In mouse studies, a “methylation clock” on the ELOVL2 gene ticks toward impaired vision, but when gene expression was boosted, age-related visual function improved.
A lengthy-named gene called Elongation of Very Long Chain Fatty Acids Protein 2 or ELOVL2 is an established biomarker of age. In a new paper, published online January 14, 2020 in the journal Aging Cell, researchers at University of California San Diego School of Medicine say the gene appears to play a key role in age-associated functional and anatomical aging in vivo in mouse retinas, a finding that has direct relevance to age-related eye diseases.
Specifically, the research team, led by senior author Dorota Skowronska-Krawczyk, PhD, assistant professor in the Viterbi Family Department of Ophthalmology at UC San Diego Shiley Eye Institute, found that an age-related decrease in ELOVL2 gene expression was associated with increased DNA methylation of its promoter. Methylation is a simple biochemical process in which groups of carbon and hydrogen atoms are transferred from one substance to another. In the case of DNA, methylation of regulatory regions negatively impacts expression of the gene.

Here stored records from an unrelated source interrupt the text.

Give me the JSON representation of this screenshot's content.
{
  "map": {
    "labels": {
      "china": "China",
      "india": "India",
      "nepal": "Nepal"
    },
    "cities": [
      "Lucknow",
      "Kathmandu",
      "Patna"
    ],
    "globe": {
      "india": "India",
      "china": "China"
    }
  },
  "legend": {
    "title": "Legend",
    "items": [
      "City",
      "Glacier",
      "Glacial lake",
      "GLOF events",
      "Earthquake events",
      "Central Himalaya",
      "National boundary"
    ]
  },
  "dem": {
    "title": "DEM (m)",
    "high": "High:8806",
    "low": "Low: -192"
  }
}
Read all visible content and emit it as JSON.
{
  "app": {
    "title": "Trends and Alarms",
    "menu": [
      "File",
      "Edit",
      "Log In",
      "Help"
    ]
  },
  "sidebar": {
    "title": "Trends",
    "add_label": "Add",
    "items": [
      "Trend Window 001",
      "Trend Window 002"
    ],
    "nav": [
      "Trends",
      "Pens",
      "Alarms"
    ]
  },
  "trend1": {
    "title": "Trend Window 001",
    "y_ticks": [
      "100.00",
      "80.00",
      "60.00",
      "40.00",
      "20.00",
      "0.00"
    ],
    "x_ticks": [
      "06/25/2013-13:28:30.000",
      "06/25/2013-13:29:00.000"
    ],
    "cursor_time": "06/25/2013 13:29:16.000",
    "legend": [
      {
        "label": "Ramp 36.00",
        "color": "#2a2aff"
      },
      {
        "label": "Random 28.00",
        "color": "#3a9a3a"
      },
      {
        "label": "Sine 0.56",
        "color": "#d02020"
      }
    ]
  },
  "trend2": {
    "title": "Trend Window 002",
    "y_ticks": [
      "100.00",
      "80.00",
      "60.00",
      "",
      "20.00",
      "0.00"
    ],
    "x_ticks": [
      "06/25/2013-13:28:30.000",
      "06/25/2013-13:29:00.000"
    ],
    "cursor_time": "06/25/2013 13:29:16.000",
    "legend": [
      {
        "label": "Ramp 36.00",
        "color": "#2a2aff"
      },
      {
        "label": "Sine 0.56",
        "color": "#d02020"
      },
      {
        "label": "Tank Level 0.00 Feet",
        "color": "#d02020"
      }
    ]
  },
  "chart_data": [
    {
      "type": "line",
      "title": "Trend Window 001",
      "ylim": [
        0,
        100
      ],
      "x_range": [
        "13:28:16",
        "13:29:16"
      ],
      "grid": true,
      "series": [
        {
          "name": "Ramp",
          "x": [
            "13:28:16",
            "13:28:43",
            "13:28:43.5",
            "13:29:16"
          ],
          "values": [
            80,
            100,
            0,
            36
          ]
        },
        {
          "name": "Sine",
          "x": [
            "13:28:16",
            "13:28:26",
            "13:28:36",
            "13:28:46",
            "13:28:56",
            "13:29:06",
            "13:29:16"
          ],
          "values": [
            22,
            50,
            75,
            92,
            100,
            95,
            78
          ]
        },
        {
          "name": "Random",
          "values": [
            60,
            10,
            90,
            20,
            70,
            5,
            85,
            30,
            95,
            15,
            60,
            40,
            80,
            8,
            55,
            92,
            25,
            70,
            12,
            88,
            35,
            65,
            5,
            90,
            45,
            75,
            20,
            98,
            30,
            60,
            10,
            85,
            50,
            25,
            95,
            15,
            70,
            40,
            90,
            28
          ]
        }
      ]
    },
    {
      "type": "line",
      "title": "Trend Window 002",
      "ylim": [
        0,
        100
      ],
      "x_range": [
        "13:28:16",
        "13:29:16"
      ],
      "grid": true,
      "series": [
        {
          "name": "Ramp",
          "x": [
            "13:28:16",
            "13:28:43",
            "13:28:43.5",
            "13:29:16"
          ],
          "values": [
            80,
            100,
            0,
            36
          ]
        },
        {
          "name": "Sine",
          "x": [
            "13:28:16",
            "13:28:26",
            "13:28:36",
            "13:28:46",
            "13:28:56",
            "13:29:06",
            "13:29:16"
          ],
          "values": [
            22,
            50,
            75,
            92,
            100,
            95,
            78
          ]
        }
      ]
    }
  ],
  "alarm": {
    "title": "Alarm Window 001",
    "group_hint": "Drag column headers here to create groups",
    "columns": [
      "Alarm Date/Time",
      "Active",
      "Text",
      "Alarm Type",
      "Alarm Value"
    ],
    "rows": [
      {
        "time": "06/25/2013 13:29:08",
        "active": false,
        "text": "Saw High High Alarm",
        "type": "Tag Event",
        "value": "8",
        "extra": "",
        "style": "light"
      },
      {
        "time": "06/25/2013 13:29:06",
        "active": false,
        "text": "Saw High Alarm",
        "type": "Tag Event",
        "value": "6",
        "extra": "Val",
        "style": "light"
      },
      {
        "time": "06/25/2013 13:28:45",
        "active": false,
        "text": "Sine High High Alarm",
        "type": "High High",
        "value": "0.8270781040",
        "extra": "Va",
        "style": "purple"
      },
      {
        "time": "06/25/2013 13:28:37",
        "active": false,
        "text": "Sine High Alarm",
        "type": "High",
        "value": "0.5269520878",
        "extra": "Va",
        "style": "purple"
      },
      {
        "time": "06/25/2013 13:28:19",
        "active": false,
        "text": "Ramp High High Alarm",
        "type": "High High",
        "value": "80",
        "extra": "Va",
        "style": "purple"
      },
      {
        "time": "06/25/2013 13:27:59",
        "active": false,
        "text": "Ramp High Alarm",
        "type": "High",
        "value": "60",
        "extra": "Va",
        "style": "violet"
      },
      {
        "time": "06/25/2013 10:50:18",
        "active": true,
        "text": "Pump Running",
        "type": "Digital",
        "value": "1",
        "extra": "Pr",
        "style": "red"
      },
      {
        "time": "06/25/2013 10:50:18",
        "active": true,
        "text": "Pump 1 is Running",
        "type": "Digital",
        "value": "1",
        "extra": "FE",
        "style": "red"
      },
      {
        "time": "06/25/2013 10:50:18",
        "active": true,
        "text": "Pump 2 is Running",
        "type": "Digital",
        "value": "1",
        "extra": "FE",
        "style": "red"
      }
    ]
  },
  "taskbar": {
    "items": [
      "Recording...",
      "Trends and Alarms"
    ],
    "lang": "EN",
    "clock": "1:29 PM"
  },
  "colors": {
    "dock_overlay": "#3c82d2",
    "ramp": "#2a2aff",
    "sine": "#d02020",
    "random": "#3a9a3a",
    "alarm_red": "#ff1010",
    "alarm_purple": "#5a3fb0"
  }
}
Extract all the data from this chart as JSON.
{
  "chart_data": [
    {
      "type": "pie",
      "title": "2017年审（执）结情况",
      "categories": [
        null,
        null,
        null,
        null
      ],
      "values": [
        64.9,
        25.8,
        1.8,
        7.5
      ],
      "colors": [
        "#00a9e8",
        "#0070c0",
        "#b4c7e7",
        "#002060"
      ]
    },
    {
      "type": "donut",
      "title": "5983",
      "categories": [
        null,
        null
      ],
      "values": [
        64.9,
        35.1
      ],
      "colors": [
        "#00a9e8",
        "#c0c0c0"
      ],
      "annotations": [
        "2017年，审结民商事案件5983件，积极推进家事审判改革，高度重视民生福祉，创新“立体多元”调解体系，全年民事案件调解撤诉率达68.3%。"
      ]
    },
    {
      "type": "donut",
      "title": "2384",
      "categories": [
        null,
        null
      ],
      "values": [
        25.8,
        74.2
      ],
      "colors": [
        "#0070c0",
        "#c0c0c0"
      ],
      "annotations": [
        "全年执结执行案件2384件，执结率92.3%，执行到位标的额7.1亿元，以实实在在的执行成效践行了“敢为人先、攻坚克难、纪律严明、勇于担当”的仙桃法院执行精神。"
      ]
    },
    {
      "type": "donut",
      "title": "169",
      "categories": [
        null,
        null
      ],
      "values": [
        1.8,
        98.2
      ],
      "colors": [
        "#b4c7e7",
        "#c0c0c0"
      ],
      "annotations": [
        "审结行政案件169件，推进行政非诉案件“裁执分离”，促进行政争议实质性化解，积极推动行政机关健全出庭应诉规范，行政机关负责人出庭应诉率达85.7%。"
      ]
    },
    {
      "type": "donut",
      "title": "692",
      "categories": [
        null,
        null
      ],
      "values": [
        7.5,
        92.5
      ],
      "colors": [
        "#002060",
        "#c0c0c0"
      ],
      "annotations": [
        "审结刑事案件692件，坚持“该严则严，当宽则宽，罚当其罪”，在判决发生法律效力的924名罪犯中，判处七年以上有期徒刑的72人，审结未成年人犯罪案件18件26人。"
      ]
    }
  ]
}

When researchers reversed hypermethylation in vivo, they boosted ELOVL2 expression and rescued age-related decline in visual function in mice. “These findings indicate that ELOVL2 actively regulates aging in mouse retina, provides a molecular link between polyunsaturated fatty acids elongation and visual functions, and suggests novel therapeutic strategies for treatment of age-related eye diseases,” wrote the authors.